Never-before-seen details of a part of space where three galaxies merge have been revealed in a mesmerizing new look at the cosmos.
The fascinating photo is the latest deep-field image taken by NASA’s new super space telescope, James Webb.
It captures an area known as Pandora’s Cluster, where several already massive galaxies converge to form a megacluster so large that gravity distorts the spacetime around it.
“The ancient myth of Pandora is about human curiosity and discoveries that delineate the past from the future, which I think is a fitting connection to the new realms of the universe that Webb is opening up, including this deep-field image of Pandora’s Cluster,” said University of Pittsburgh astronomer Rachel Bezanson.
“When the images of Pandora’s Cluster first came in from Webb, we were honestly a little star struck.
Beautiful: This fascinating image is the latest deep-field image taken by NASA’s new super space telescope, James Webb. It captures an area known as Pandora’s Cluster, where three already massive galaxies converge to form a megacluster
“There was so much detail in the foreground cluster and so many distant lens galaxies that I found myself getting lost in the frame. Webb exceeded our expectations.”
The new view of Pandora’s Cluster merges four Webb snapshots into one panoramic image, showing about 50,000 sources of near-infrared light.
It acts like a magnifying glass because it uses the combined mass of the galaxy clusters to create a powerful gravitational lens – a natural magnifying effect of gravity.
This method has the potential to open a new frontier in the study of cosmology and galaxy evolution, astronomers say, because it could be possible to observe much more distant galaxies in the early universe.
Natural magnification is one thing, but how distant galaxies appear is also affected by so-called gravitational lensing.
This is a phenomenon caused by an object’s influence on the space-time around it, making distant galaxies look very different from those in the foreground.
Massive objects such as clusters of galaxies warp and warp spacetime so much that the light from these distant objects eventually bends or bends, creating strange shapes or bizarre optical illusions.
For example, at the bottom right of the new Webb image are hundreds of distant lens galaxies that look like faint curved lines.
If you zoom in on the region, you see more and more.
“Pandora’s Cluster, as imaged by Webb, shows us a stronger, wider, deeper, better lens than we’ve ever seen before,” said astronomer Ivo Labbe of Melbourne’s Swinburne University of Technology.
‘My first reaction to the image was that it was so beautiful, it looked like a simulation of the formation of galaxies.

The new view of Pandora’s Cluster merges four Webb snapshots into one panoramic image, containing approximately 50,000 sources of near-infrared light. Pictured is the new telescope
“We had to remind ourselves that this was real data and that we are now working in a new era of astronomy.”

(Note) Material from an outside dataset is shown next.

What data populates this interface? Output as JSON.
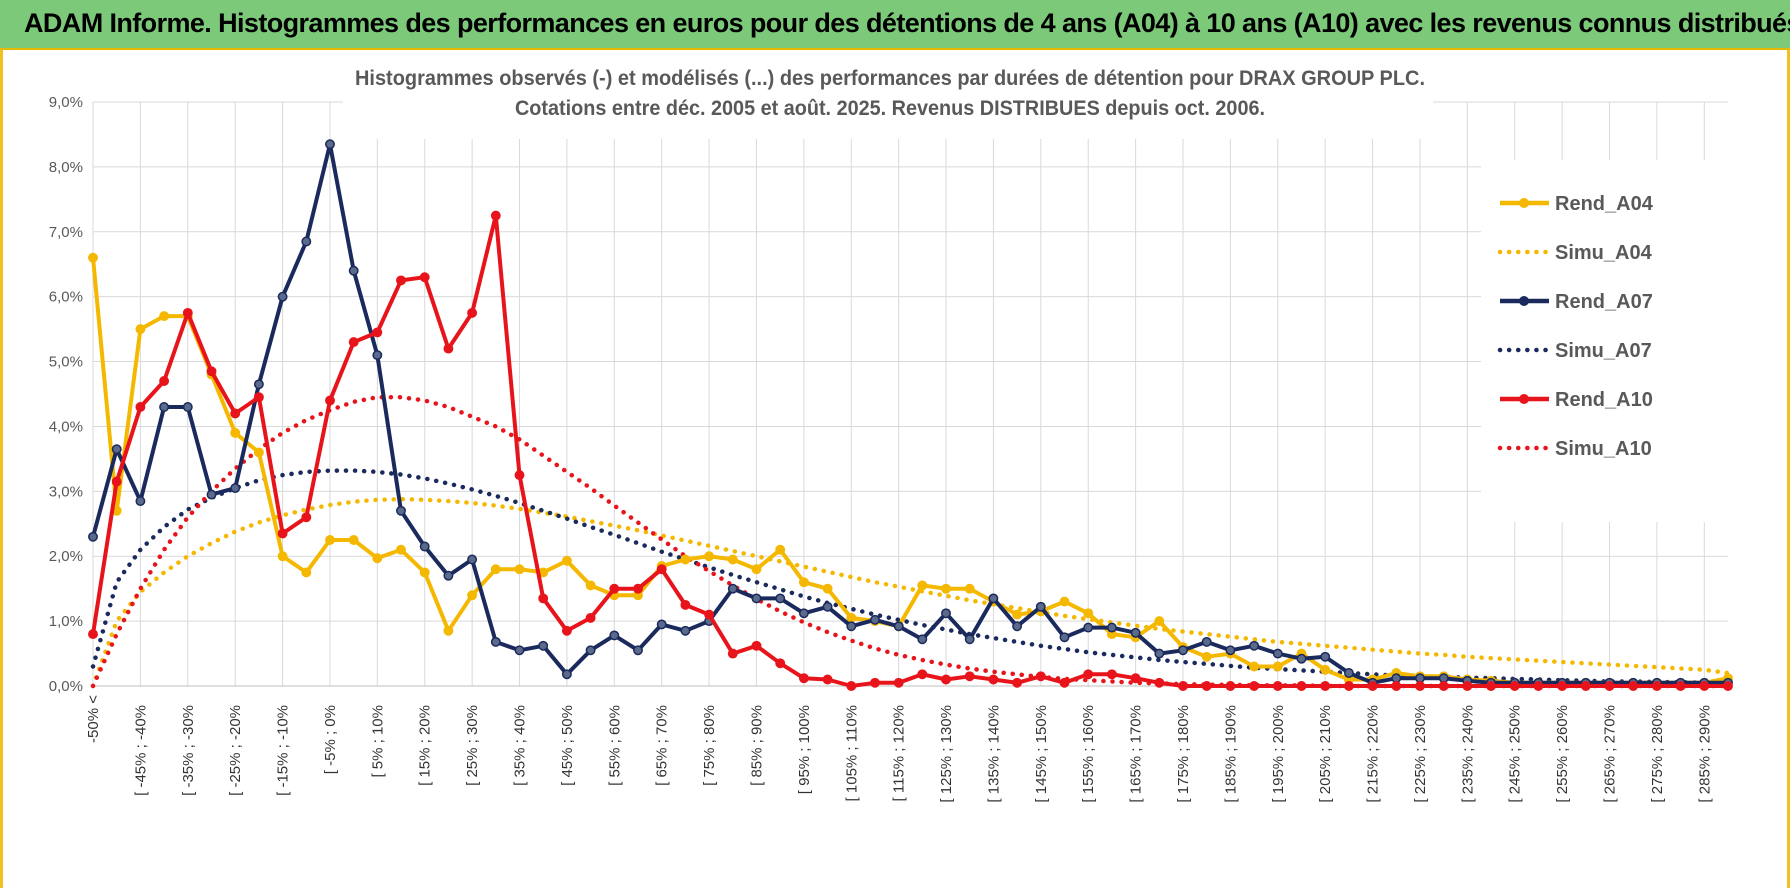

The megacluster Pandora, which is the product of violent and simultaneous galaxy collisions over 350 million years, was first spotted by Hubble in 2011.
It is of immense interest to astronomers, because when huge clusters of galaxies collide in such a way, the resulting mess is a treasure trove of information.
Webb scientists used the telescope’s Near-Infrared Camera (NIRCam) to capture the cluster with exposures of 4-6 hours, for a total of about 30 hours of observation time.
They now plan to go through the image data with a fine comb before selecting galaxies for follow-up observation with Webb’s Near-Infrared Spectrograph (NIRSpec).
This will yield accurate distance measurements and detailed information about the compositions of the lens galaxies, which experts hope will provide new insights into the early era of galaxy assembly and evolution.
They plan to reveal this data in the summer.
“This is just the beginning of all the amazing Webb science to come,” said Gabriel Brammer of the Cosmic Dawn Center at the Niels Bohr Institute at the University of Copenhagen.
Webb was launched from Guyana Space Center on Christmas Day 2021 with the aim of looking back in time to the dawn of the universe.
Astronomers hope the $10bn (£7.4bn) observatory will be able to reveal what happened just a few hundred million years after the big bang.
The observatory will spend more than a decade in an area of gravitational balance between the sun and Earth called L2.
While there, it will explore the universe in the infrared spectrum, allowing it to see through clouds of gas and dust where stars are being born.